There are other moments, though, when you want to strike Jay Fitger in his boundary-crossing nose, as when he writes a letter of recommendation for Carole Samarkind, his former lover (who wishes to escape the drama of working on the same campus with both her ex-lover and her ex-lover’s ex-wife), and he includes details of their relationship:
Our years of tumbling in the hay began, if memory serves, soon after that. Apologies for the candor—which, as dean of what was recently known as a Bible college, you may experience as a bit of a shock—but I assure you these personal comments are entirely relevant. Why is Ms. Samarkind applying to Shepardville College? At the risk of revealing myself to be an egotist, I submit that I figure prominently into her decision.
Of course even when he’s inappropriate, he still makes you laugh. The same letter continues:
Let’s consider the facts: Carole is comfortably installed at a research university—dysfunctional, yes; second-tier, without question—but we do have a modest reputation here at Payne. Shepardville, on the other hand, is a third-tier college teetering on the edge of a potato field and is still lightly infused with the tropical flavor of offbeat fundamentalism propagated by its millionaire founder, a white-collar criminal who is currently—correct me if I’m wrong—atoning for multiple financial missteps in the Big House in Texas.

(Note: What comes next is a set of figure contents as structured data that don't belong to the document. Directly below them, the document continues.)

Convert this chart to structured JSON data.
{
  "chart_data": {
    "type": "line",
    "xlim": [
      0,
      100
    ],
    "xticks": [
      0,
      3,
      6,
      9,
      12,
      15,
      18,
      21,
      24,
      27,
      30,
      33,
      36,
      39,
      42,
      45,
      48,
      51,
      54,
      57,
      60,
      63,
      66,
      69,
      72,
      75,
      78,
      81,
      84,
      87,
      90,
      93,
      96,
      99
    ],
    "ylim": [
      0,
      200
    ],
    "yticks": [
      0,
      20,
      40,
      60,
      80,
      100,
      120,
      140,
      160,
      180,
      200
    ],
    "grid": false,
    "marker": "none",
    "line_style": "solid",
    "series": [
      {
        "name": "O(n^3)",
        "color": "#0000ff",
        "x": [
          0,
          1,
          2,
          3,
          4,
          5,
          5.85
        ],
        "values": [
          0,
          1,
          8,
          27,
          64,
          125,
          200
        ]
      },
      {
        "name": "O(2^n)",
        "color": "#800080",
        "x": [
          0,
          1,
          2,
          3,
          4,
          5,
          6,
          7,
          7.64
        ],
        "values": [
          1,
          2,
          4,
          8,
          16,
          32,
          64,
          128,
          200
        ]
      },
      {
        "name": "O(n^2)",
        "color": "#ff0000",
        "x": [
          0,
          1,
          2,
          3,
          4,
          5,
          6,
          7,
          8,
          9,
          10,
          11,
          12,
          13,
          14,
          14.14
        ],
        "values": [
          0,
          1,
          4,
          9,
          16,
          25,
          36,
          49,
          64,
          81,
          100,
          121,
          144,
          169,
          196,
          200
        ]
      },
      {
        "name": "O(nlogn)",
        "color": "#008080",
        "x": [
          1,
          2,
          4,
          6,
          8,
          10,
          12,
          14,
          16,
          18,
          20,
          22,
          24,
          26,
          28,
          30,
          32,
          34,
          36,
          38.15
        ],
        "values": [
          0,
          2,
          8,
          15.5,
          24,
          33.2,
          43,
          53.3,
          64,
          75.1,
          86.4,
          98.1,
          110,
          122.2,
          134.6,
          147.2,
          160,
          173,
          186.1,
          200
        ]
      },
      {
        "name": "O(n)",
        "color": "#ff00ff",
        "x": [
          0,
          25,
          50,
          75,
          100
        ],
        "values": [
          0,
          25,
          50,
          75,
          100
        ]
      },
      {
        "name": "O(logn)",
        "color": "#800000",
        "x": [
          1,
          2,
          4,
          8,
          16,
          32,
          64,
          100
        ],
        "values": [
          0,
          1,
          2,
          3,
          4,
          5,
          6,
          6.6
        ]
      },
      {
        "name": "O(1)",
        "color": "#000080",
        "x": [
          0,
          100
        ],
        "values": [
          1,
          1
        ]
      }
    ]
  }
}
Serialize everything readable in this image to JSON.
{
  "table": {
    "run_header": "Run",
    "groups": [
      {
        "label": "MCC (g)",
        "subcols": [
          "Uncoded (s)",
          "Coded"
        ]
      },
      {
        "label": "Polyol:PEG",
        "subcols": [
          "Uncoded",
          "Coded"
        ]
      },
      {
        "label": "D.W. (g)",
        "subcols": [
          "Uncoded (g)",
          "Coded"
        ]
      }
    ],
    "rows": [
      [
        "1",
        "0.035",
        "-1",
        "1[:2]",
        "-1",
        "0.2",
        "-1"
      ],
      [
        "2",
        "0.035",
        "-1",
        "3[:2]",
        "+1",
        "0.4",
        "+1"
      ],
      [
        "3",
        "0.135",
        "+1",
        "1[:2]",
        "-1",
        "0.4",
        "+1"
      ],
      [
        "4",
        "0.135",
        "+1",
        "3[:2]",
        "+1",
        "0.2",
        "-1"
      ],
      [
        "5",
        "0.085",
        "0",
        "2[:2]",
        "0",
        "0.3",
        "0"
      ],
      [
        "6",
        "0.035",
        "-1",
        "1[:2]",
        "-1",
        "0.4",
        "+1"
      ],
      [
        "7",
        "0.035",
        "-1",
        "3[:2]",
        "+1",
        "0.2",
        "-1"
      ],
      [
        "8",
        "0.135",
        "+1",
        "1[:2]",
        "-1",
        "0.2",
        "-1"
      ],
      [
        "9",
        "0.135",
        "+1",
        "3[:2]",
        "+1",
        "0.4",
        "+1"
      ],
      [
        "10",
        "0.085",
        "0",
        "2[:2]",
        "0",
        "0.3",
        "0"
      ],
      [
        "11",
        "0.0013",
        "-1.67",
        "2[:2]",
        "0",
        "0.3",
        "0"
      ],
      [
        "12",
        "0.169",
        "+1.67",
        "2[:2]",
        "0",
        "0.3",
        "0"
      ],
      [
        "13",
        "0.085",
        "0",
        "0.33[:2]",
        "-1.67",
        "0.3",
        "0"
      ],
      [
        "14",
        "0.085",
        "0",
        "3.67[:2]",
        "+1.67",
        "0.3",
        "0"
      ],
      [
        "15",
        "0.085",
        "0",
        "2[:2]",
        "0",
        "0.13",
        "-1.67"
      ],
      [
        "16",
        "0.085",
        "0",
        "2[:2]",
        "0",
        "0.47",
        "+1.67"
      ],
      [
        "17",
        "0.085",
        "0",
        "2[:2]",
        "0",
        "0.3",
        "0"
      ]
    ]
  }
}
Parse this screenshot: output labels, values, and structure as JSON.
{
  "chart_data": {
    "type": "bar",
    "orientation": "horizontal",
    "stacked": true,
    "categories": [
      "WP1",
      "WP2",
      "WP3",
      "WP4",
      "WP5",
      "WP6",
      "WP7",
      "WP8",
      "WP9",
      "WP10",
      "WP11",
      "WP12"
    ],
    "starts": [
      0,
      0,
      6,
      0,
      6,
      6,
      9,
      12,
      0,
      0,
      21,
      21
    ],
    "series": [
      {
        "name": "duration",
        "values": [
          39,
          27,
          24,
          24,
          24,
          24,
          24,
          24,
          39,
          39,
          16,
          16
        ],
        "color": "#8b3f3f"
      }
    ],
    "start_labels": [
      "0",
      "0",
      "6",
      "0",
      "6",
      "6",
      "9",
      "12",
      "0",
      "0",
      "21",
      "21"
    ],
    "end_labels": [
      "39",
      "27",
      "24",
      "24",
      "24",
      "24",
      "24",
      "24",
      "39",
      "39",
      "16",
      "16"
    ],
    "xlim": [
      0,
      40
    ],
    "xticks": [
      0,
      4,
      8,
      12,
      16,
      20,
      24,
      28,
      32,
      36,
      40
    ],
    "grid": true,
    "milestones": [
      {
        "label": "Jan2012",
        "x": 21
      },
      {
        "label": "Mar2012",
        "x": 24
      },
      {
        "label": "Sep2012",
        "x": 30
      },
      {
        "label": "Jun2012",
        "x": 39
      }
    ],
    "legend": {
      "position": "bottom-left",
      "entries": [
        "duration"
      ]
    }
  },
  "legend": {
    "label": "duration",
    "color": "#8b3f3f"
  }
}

The circumstances of Fitger’s English department at Payne University (and the author did have some fun with the names throughout the book) are tragicomic: programs have been cut, research money denied, a professor of Sociology has been put in charge, and the faculty are encased in a cloud of construction dust — construction for the beautiful new offices for Economics professors upstairs. The symbolism is amusing, but it’s never merely symbolic. After all, when the graduate creative writing program was cut, those students were set adrift: students have lives and actions have consequences. What happened to those students is as important to the story as Jay Fitger’s bowl-swirling career. The letters that make up this novel are a fascinating terrain where satire and sympathy keep close company – they amuse us, but they also open a window into a world that’s breathtakingly real. Julie Schumacher’s Dear Committee Members is the best sort of novel: the laugh-out-loud page-turner that also bleeds and breathes, the satire you want to quote to friends, the book that lets you in on the joke so you can better see the truth of the world.